Novo piso dos enfermeiros pode prejudicar os municípios, diz FAMUP

A Federação das Associações de Municípios da Paraíba (Famup) lamentou a aprovação do Projeto de Lei pelo Senado Federal.

25/11/2021 14h01
Por: Paraíba Todo Dia
Foto: Reprodução/Internet.
Foto: Reprodução/Internet.

A Federação das Associações de Municípios da Paraíba (Famup) lamentou a aprovação, pelo Senado Federal, do Projeto de Lei (PL) 2.564/2020 com a retirada da emenda 2, apresentada pelo senador Wellington Fagundes (PL-MT), em que exime a União da corresponsabilidade no custeio da saúde.

A Famup diz que há a necessidade de valorização dessas carreiras, mas alerta que sem a participação do Governo Federal para o pagamento do piso da enfermagem, o projeto leva a frágil situação fiscal dos municípios ao colapso imediato.

“A aprovação do projeto mostra que o Senado neste ato desequilibra o pacto federativo. Será um custo alto atribuído aos municípios que não terão condições de arcar, principalmente aqueles de pequeno porte que dependem exclusivamente do FPM para sobreviver. Temos quer observar que o piso salarial nacional do enfermeiro, do técnico de enfermagem, do auxiliar de enfermagem e da parteira trará um impacto direto imediato às gestões Municipais de R$ 20 bilhões ao ano”, destacou George Coelho, presidente da Famup.

Emenda – Na tentativa de reverter a situação e viabilizar a imediata execução do piso sem ferir as finanças do Ente local, a CNM apresentou sugestão de emenda, que foi acolhida e apresentada como o Destaque 2.297/2021. A entidade pediu que o piso fosse integralmente custeado pela União, por meio de repasses mensais para os fundos municipais de saúde. Esse critério já ocorre com o custeio dos agentes comunitários de saúde e de combate às endemias.
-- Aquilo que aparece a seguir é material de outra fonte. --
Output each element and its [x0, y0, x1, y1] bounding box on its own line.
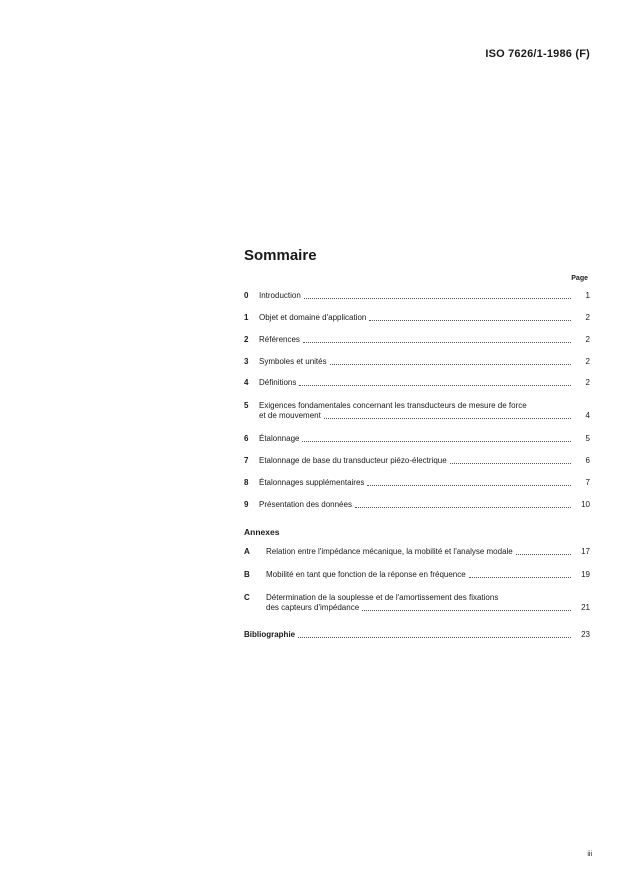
toc-entry-page: 6 [585, 456, 590, 465]
toc-entry-title: Références [259, 335, 300, 344]
annex-letter: B [244, 570, 250, 579]
dot-leader [362, 610, 571, 611]
toc-entry-number: 4 [244, 378, 249, 387]
dot-leader [355, 507, 571, 508]
toc-entry-title: Symboles et unités [259, 357, 327, 366]
toc-entry-page: 7 [585, 478, 590, 487]
bibliography-page: 23 [581, 630, 590, 639]
toc-entry-number: 5 [244, 401, 249, 410]
toc-entry-page: 2 [585, 378, 590, 387]
toc-entry-number: 1 [244, 313, 249, 322]
toc-entry-title: Etalonnage de base du transducteur piézo-électrique [259, 456, 447, 465]
toc-entry-4[interactable] [244, 378, 590, 388]
dot-leader [330, 364, 571, 365]
toc-entry-number: 2 [244, 335, 249, 344]
toc-entry-8[interactable] [244, 478, 590, 488]
annex-title-line2: des capteurs d'impédance [266, 603, 360, 612]
annex-title: Mobilité en tant que fonction de la réponse en fréquence [266, 570, 466, 579]
toc-entry-title: Définitions [259, 378, 297, 387]
dot-leader [298, 637, 571, 638]
toc-entry-title-line2: et de mouvement [259, 411, 321, 420]
dot-leader [469, 577, 571, 578]
dot-leader [324, 418, 571, 419]
toc-entry-5[interactable] [244, 401, 590, 421]
annex-title: Relation entre l'impédance mécanique, la mobilité et l'analyse modale [266, 547, 513, 556]
toc-entry-1[interactable] [244, 313, 590, 323]
toc-entry-title: Étalonnage [259, 434, 300, 443]
toc-entry-number: 0 [244, 291, 249, 300]
dot-leader [450, 463, 571, 464]
page-number: iii [587, 851, 592, 858]
annex-letter: C [244, 593, 250, 602]
toc-entry-number: 6 [244, 434, 249, 443]
annex-entry-a[interactable] [244, 547, 590, 557]
annex-title-line1: Détermination de la souplesse et de l'amortissement des fixations [266, 593, 499, 602]
dot-leader [302, 441, 571, 442]
annexes-heading: Annexes [244, 527, 280, 537]
toc-entry-9[interactable] [244, 500, 590, 510]
toc-entry-title: Présentation des données [259, 500, 352, 509]
dot-leader [369, 320, 571, 321]
dot-leader [516, 554, 571, 555]
page-title: Sommaire [244, 247, 317, 264]
annex-entry-b[interactable] [244, 570, 590, 580]
dot-leader [367, 485, 571, 486]
toc-entry-title: Objet et domaine d'application [259, 313, 367, 322]
bibliography-entry[interactable] [244, 630, 590, 640]
toc-entry-title: Étalonnages supplémentaires [259, 478, 365, 487]
annex-page: 19 [581, 570, 590, 579]
page-column-label: Page [571, 275, 588, 282]
toc-entry-2[interactable] [244, 335, 590, 345]
annex-page: 21 [581, 603, 590, 612]
annex-page: 17 [581, 547, 590, 556]
toc-entry-page: 2 [585, 357, 590, 366]
toc-entry-page: 10 [581, 500, 590, 509]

O projeto – Inclui o piso salarial na Lei 7.498, de 1986, que regulamenta o exercício da enfermagem, estabelecendo um mínimo inicial para enfermeiros no valor de R$ 4.750, a ser pago nacionalmente por serviços de saúde públicos e privados, para uma jornada de trabalho de 30 horas semanais. Em relação à remuneração mínima dos demais profissionais, o projeto fixa a seguinte gradação: 70% do piso nacional dos enfermeiros para os técnicos de enfermagem e 50% do piso nacional dos enfermeiros para os auxiliares de enfermagem e as parteiras.